Miscellaneous character table

Other important characters that may be encountered when shaping runs of Arabic text include the dotted-circle placeholder (U+25CC), the combining grapheme joiner (U+034F), the zero-width joiner (U+200D) and zero-width non-joiner (U+200C), the left-to-right text marker (U+200E) and right-to-left text marker (U+200F), and the no-break space (U+00A0).

The dotted-circle placeholder is frequently used when displaying a combining mark in isolation. Real-world text syllables may also use other characters, such as hyphens or dashes, in a similar placeholder fashion; shaping engines should cope with this situation gracefully.

Codepoint Unicode category Joining type Joining group Mark class Glyph
U+00A0 Separator NON_JOINING null 0   No-break space
U+034F Other NON_JOINING null 0 ͏ Combining grapheme joiner
U+200C Other NON_JOINING null 0 ‌ Zero-width non-joiner
U+200D Other JOIN_CAUSING null 0 ‍ Zero-width joiner
U+200E Other NON_JOINING null 0 ‎ Left-to-Right marker
U+200F Other NON_JOINING null 0 ‏ Right-to-Left marker
U+2010 Punctuation NON_JOINING null 0 ‐ Hyphen
U+2011 Punctuation NON_JOINING null 0 ‑ No-break hyphen
U+2012 Punctuation NON_JOINING null 0 ‒ Figure dash
U+2013 Punctuation NON_JOINING null 0 – En dash
U+2014 Punctuation NON_JOINING null 0 — Em dash
U+25CC Symbol NON_JOINING null 0 ◌ Dotted circle

The combining grapheme joiner (CGJ) is primarily used to alter the order in which adjacent marks are positioned during the mark-reordering stage, in order to adhere to the needs of a non-default language orthography.

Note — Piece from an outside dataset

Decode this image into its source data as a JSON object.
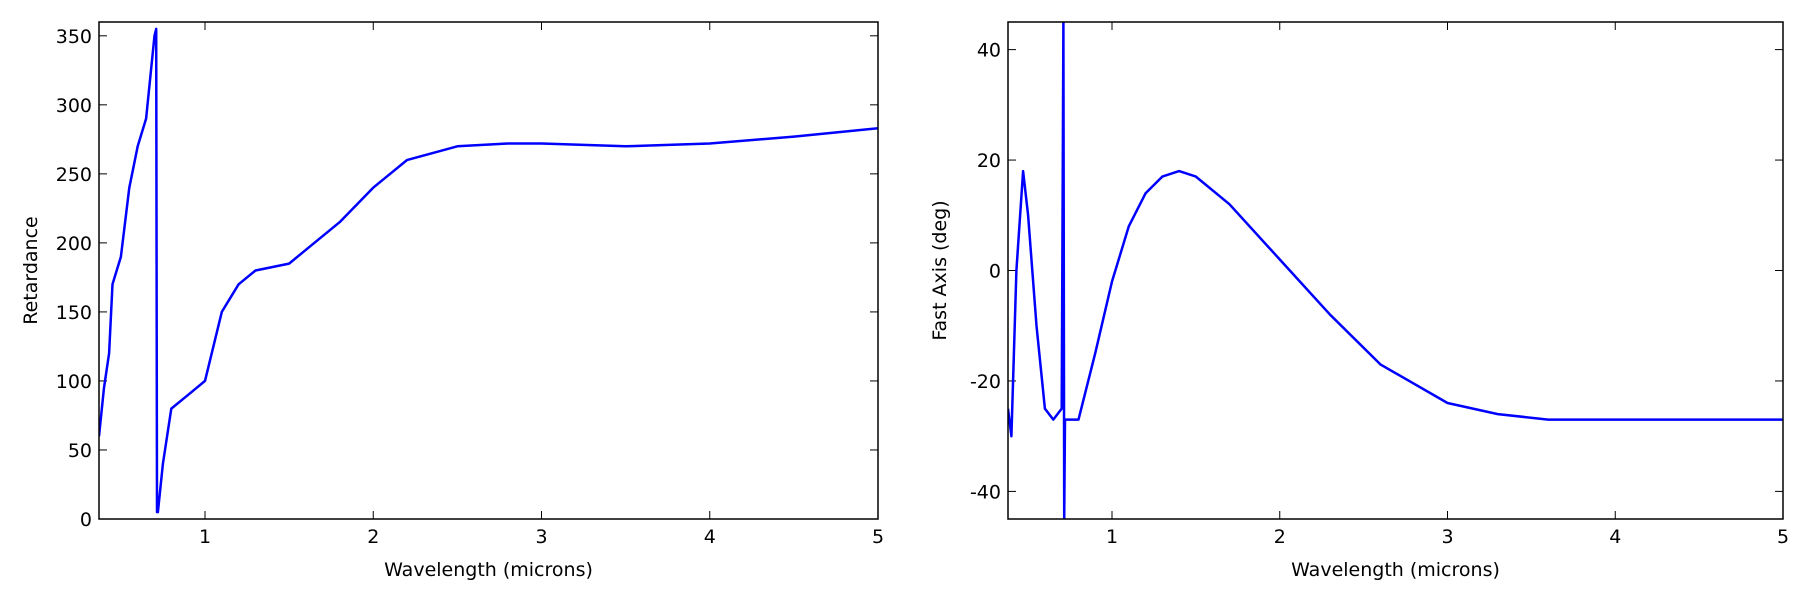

The zero-width joiner (ZWJ) is primarily used to force the usage of the cursive connecting form of a letter even when the context of the adjoining letters would not trigger the connecting form.

For example, to show the initial form of a letter in isolation (such as for dislaying it in a table of forms), the sequence "Letter,ZWJ" would be used. To show the medial form of a letter in isolation, the sequence "ZWJ,Letter,ZWJ" would be used.

The right-to-left mark (RLM) and left-to-right mark (LRM) are used by the Unicode bidirectionality algorithm (BiDi) to indicate the points in a text run at which the writing direction changes.

The no-break space is primarily used to display those codepoints that are defined as non-spacing (such as vowel or diacritical marks and "Hamza") in an isolated context, as an alternative to displaying them superimposed on the dotted-circle placeholder.